Et pourtant, malgré les chiffres turbocompressés, il y a des signes que l'ascension fulgurante de Tesla se stabilise. En avril, le constructeur automobile a affiché sa plus faible marge brute depuis 2021, manquant les prévisions du marché. L'action Tesla, la plus performante parmi les entreprises du Fortune 500 au cours des 10 dernières années, est devenue une sorte de couteau qui tombe ; en mai, il s'échangeait à 60% en dessous de ses sommets de 2021. Ce printemps, Tesla a choqué le monde automobile en baissant ses prix. En mai, lors de son assemblée annuelle des actionnaires à Austin, Musk a déclaré à l'improviste que la société pourrait "essayer un peu de publicité", pour la première fois, "et voir comment ça se passe".

Ces pivots et trébuchements soulèvent une question impensable pour beaucoup depuis que l'entreprise a dévoilé son premier Roadster électrique, en 2008 : Avons-nous atteint le pic Tesla ?

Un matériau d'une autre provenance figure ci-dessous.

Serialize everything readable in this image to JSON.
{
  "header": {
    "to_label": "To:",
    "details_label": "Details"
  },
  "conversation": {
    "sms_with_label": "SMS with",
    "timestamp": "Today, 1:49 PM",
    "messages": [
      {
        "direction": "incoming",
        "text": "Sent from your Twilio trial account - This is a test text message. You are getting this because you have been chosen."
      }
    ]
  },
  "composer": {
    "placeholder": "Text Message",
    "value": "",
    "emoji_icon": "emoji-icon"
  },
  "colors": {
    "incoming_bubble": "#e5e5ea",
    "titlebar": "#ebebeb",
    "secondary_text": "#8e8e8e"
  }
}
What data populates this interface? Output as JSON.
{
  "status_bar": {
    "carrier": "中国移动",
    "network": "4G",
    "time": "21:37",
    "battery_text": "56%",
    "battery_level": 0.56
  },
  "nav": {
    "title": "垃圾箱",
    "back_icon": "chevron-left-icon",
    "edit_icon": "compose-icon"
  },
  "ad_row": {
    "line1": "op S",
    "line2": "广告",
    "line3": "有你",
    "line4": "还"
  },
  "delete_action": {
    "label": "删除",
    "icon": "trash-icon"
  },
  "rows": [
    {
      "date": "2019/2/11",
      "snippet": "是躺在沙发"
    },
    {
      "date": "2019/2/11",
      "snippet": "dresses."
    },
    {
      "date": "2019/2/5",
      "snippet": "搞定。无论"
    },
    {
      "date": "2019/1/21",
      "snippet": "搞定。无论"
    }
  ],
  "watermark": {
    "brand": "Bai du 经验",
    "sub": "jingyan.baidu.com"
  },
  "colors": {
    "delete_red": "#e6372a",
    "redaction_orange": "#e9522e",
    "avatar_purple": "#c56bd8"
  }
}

Ce n'est un secret pour personne ce qui sous-tend l'incertitude. Après des années à dominer l'univers des véhicules électriques, Tesla se retrouve dans un domaine surpeuplé. Poussés par la demande des consommateurs et les objectifs de zéro net des régulateurs, des dizaines de constructeurs automobiles ont rejoint la fête. Contrairement aux premiers jours de Tesla, les conducteurs ont désormais le choix entre de nombreux modèles de véhicules électriques, à la fois de startups comme Rivian et Lucid, et de titans comme Ford, General Motors et Volkswagen, qui se démènent tardivement pour électrifier leurs flottes. Tesla ne vend toujours que quatre modèles, et dans un domaine rempli de nouveaux concurrents, certains acheteurs de voitures considèrent les S, 3, X et Y comme plus obsolètes que sexy.

Avec la prolifération des producteurs, la part de marché de Tesla est passée de 30,4 % des ventes mondiales de véhicules électriques au premier trimestre 2020 à 16,5 % au premier trimestre de cette année, selon CleanTechnica. En Chine, où 59 % de tous les véhicules électriques ont été vendus l'année dernière, huit des 10 marques les plus vendues étaient chinoises, et cette année, BYD a finalement évincé Tesla de sa première place.

La concurrence n'est pas la seule menace de Tesla. Face à l'inflation et à la récession, les gens gardent leurs vieilles voitures plus longtemps qu'avant, retardant l'achat de nouvelles (électriques ou autres) à mesure que les prix montent en flèche avec les taux d'intérêt. Les véhicules électriques perdent également une partie de leur halo "vert". Les consommateurs sont de plus en plus conscients que la production de véhicules électriques peut également causer des dommages environnementaux, car l'extraction du lithium, un composant clé des batteries de véhicules électriques, nécessite de grandes quantités d'eau. L'Université de Californie à Davis estime que si les Américains passent tous aux véhicules électriques d'ici 2050, les États-Unis à eux seuls auront besoin du triple de lithium par an par rapport à ce qui est actuellement extrait dans le monde.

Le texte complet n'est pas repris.